Sunday, November 9, 2014

Time Flies.....

Seriously y'all, it's been like over a month since I've posted. I'm still here I swear, just have been dealing with life.....I'm a mom & wife 1st so occasionally this little ole blog takes a backseat....I'll catch you up!

So after 8 years of being a stay at home mom I decided to get something part time a couple days a week. It's been great to get out of the house and have my own thing....I'm sure all you moms can relate. It's nothing fancy just an easy retail gig but it's been a lot of fun! Along with that, my littlest guy turned 3. I still can't believe it!!! 

I mean, come on?!!! He's my last baby and I want time to slow down. So we had a birthday party to celebrate my man. And there was halloween....and all the candy.....evil candy.

So back to the whole point of this blog....the weight loss. I've tried to keep off of it. The struggle is real people. I'm still sitting at 195-200lbs. Which is all my fault as usual. With the new job, I haven't been able to get back into a routine but it starts now! I'm back to my 2hr a day workouts. I'm also back to my 5k's! I was at my healthiest when I was running my races every month so I'm back at it! This month is the Turkey Trot. I can't sit around expecting to change when I'm not doing anything to make a difference. I will be slapping back on my Bodymedia band to keep track of my calorie expenditure which will help with my calorie intake. 
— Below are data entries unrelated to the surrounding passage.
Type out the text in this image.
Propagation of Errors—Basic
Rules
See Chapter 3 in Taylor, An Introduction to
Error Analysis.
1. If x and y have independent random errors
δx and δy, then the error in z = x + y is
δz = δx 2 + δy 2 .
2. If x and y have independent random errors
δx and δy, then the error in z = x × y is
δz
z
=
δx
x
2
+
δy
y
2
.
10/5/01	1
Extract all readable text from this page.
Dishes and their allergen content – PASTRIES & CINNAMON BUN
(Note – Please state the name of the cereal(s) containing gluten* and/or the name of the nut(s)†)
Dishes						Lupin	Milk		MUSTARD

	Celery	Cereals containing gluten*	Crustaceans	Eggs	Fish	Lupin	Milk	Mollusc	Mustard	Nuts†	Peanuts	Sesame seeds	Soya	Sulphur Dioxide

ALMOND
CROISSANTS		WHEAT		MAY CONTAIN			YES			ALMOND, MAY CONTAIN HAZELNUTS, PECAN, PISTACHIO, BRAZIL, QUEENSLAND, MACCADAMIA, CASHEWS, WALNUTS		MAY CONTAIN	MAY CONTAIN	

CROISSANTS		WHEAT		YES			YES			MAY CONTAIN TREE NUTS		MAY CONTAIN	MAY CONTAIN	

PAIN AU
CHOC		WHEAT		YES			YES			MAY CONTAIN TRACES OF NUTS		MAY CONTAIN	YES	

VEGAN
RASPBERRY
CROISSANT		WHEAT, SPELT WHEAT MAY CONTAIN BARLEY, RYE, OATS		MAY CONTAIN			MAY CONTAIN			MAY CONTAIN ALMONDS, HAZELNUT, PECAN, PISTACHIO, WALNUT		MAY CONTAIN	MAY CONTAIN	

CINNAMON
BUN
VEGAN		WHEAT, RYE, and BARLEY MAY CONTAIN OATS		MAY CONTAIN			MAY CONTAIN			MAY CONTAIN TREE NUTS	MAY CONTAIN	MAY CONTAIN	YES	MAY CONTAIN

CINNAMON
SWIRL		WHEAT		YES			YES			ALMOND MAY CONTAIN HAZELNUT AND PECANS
I'm not where I want to be still but I'm happy I haven't gone any further back. I've had some setbacks but I'm moving forward....that's all you need to do. You can't dwell on the past....what's that gonna do? It only makes me sad & mad at myself and I'm not any closer to my goal. So I am taking a big giant breath and getting my shit together. It's been hard these last few months. I've fallen into this hole that I haven't been able to climb out of. I've felt my gym friends slipping away and that's my fault too....I've let life get in the way....I've put myself last on the list of things to get done. As a mom & wife that happens but that only takes away from my family in the long run. I need to put myself first and everything will fall into place. So that's where we begin...me first!